There are lots of other very good applications that take a similar approach. This one works for me as I can keep my database file in use both on Windows and iOS.
Though all that said, I remain intrigued by Master Password.
- Time to replace traditional password managers like KeePass, 1Password, LastPass, et.al.? – TinyApps.org
Anyway, there were some security news blips a while back that painted a picture that KeePass might be expoitable.
- Open source KeeFarce tool loots encrypted passwords stored in KeePass – HelpNet Security News
- KeeFarce extracts KeePass information straight from memory - gHacks Tech News
- Hacking tool swipes encrypted credentials from password manager - Ars Technica
Well sure, if someone already is already running malcious code on your system, it seems obvious they can scrape any data you may access while the database is unlocked.
As Zeljka Zorz said in the close of her HelpNet Security article;
Lest you believe this is the death-knell for KeePass or other password managers, it’s important to know that as helpful as they are, all password managers are unlikely to withstand a targeted attack made with specialized software like KeeFarce (KeePass developers admitted as much).
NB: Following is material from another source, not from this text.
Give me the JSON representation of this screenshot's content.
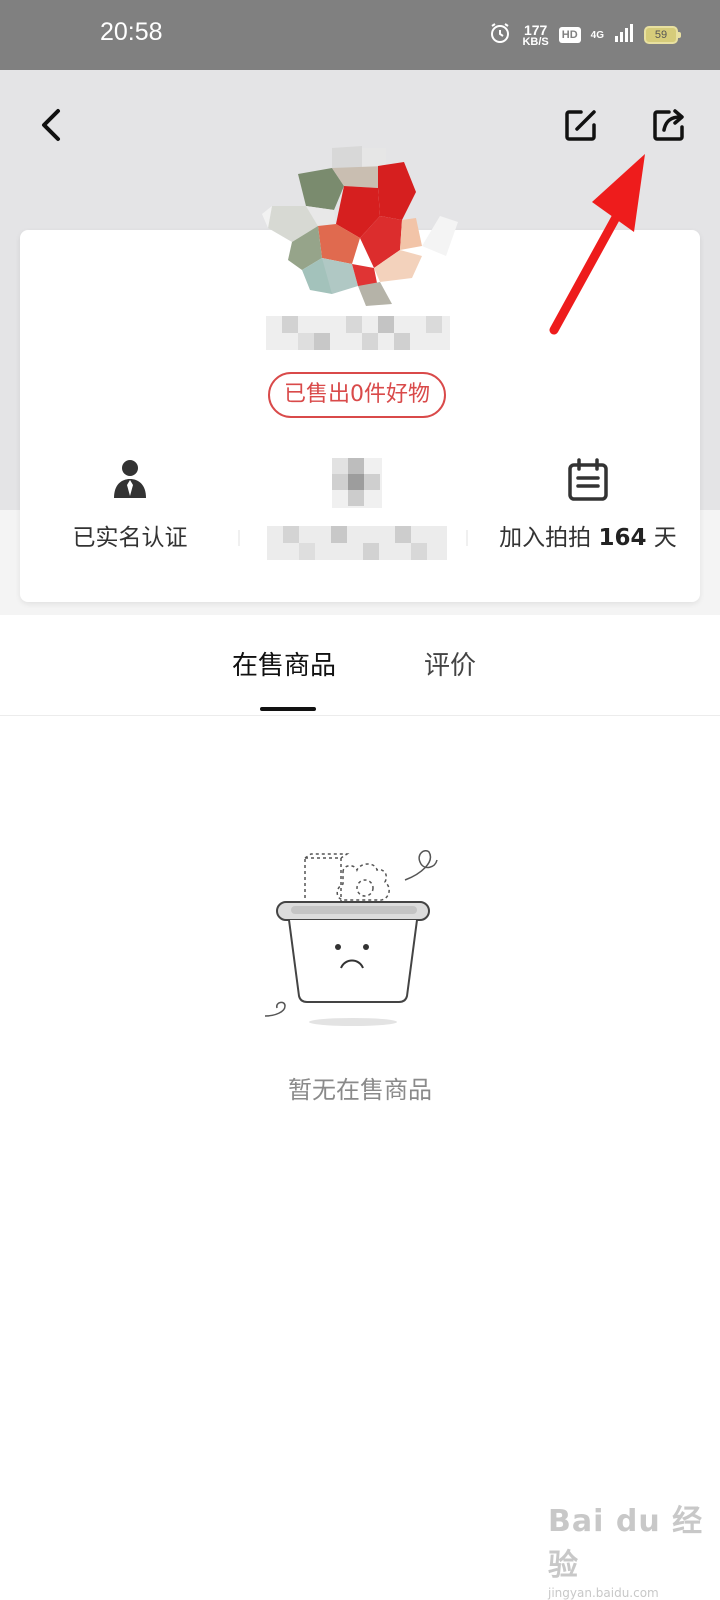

But, in order to run this software, attackers must either already have access to the target machine, or trick users into giving them access by running malicious software such as remote access Trojans (RATs) or specialized spyware on their machines.
And if they gain access, your machine is not your machine anymore, and they can do pretty much what they want with it – security protections will not last long. So you can continue (or start) using a password manager, but protect your system with security software and be careful about the software you run on it, especially when it comes from untrusted parties.